A Noisy Internet and the Rise of Trusted Networks
A hopeful path as the open internet degrades
Driven by the rapid advancement and declining costs of artificial intelligence, the open internet is becoming less useful as a discovery mechanism. The marginal cost of AI-generated content creation is driving towards zero and the tools to autonomously distribute it are improving, leading to an internet increasingly flooded with AI slop that clutters platforms and inboxes.
The incentive for humans creating and sharing original content will decline as it becomes more challenging to breakthrough the noise and guaranteed to be scraped by AI models for further training. A doom-loop emerges: AI-generated content proliferates, authentic human content recedes, and the open internet gradually becomes less authentic and useful—a phenomenon sometimes referred to as the “dead internet.”
In response, users may migrate towards trusted, smaller networks characterized by stronger identity verification and selective or gated access. We’ve seen early evidence of this trend across social media (to private messaging)1, forums (to invite-only communities), and ecommerce (to group-buying, live-streaming, and DTC storefronts). While these shifts point to a broader movement, large segments of the internet remain unchanged and vulnerable to degradation from unchecked AI content.
Degradation is the most benign interpretation of what is currently taking place. The internet as a mechanism for predatory behavior is growing rapidly as crime organizations professionalize.

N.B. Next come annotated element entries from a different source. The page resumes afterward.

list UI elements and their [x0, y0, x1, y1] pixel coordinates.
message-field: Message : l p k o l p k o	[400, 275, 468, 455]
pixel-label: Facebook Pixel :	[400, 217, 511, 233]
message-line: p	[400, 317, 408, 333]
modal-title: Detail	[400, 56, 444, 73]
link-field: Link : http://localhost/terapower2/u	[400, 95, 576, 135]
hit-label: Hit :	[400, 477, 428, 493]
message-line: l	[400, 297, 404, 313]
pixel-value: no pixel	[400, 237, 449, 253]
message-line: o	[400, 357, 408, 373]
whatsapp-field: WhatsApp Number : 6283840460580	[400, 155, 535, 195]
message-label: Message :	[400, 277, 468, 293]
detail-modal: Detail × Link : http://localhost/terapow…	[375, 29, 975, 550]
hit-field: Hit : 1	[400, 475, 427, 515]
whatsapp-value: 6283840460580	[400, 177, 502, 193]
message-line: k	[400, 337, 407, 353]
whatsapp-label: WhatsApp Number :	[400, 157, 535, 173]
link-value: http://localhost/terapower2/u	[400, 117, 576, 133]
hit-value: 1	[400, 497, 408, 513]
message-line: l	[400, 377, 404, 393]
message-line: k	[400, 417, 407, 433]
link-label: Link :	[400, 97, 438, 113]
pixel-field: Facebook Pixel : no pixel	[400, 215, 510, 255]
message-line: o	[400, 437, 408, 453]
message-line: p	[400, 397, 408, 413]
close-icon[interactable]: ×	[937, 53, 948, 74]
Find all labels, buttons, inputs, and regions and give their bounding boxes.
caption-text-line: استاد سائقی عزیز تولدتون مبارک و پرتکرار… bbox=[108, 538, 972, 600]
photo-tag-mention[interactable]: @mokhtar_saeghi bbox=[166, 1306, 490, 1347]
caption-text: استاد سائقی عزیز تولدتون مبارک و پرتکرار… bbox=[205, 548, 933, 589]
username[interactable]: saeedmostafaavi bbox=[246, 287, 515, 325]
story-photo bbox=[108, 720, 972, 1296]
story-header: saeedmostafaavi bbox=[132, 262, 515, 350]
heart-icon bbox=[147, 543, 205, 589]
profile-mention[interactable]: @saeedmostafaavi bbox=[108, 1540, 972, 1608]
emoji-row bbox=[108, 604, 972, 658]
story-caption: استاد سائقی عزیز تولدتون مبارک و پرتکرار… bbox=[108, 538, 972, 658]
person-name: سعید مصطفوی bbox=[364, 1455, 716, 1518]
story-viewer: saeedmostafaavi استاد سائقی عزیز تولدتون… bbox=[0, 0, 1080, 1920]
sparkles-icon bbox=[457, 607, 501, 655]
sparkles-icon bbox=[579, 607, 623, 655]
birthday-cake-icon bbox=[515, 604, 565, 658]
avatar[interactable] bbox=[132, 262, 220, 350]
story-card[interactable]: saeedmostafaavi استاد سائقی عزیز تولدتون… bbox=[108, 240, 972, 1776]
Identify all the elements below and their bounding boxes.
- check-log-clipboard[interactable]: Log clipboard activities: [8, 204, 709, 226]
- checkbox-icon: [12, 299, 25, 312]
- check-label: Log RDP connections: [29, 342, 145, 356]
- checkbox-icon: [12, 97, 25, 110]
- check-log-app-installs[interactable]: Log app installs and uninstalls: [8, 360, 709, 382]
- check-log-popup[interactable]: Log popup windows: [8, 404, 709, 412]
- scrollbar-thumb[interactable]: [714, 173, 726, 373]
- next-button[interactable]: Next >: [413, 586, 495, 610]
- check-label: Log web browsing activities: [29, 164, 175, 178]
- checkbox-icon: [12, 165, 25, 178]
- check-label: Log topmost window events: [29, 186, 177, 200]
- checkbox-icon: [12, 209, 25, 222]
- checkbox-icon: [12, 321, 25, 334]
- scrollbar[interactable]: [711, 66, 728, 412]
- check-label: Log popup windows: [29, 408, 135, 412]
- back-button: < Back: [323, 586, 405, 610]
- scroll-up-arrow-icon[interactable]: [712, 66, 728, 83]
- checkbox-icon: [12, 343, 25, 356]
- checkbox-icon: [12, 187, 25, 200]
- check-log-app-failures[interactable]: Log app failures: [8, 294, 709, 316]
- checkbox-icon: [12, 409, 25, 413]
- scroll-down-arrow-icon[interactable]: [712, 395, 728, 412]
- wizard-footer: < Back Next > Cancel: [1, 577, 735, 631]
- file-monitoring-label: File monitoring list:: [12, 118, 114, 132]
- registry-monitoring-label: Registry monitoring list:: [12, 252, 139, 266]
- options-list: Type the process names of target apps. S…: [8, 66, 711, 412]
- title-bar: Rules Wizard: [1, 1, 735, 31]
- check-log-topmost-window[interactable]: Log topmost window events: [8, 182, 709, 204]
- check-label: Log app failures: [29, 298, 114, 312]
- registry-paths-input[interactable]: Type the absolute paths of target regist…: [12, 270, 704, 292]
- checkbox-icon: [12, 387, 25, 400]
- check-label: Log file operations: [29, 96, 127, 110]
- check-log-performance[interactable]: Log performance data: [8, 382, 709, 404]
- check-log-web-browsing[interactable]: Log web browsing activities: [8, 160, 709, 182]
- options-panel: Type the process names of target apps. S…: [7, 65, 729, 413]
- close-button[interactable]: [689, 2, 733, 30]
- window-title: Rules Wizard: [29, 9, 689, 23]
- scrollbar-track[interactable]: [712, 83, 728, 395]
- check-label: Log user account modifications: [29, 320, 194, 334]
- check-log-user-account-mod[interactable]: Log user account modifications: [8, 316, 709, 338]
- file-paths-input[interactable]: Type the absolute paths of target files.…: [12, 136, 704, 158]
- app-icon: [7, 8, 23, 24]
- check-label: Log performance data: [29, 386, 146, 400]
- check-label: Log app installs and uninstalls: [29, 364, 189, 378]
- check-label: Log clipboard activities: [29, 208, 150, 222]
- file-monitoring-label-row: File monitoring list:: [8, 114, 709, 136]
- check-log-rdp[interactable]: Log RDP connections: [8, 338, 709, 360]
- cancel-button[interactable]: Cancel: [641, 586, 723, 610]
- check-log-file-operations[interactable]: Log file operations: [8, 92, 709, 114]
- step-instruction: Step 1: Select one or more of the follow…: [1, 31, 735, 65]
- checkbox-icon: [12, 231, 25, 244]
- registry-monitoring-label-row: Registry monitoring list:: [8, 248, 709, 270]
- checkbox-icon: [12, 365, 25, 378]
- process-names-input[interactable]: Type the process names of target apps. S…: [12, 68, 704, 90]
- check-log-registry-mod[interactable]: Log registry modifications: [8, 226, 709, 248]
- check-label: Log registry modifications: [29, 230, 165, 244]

AI supercharges this challenge. Sue-Lin Wong (The Economist) has done excellent reporting on internet fraud. Please read or listen to her Scam Inc series and share it with anyone for whom you care.
Informal solutions, such as industry Slack groups or private job boards, currently provide interim relief. However, there is a significant opportunity to build businesses around trusted networks, leveraging strong identity verification and targeted, closed-network dynamics. Companies able to offer compelling services within these networks could quickly establish leadership positions, subsequently expanding their offerings into workflow automation, AI-assisted coordination, and vertical-specific software solutions. We believe this is a second-order way to create vertical AI-powered software businesses.
There is enormous potential in companies solving this trust and truth gap and are starting to invest behind this hypothesis. As AI-generated noise increases, trusted networks will become essential infrastructure for preserving discovery-driven value creation.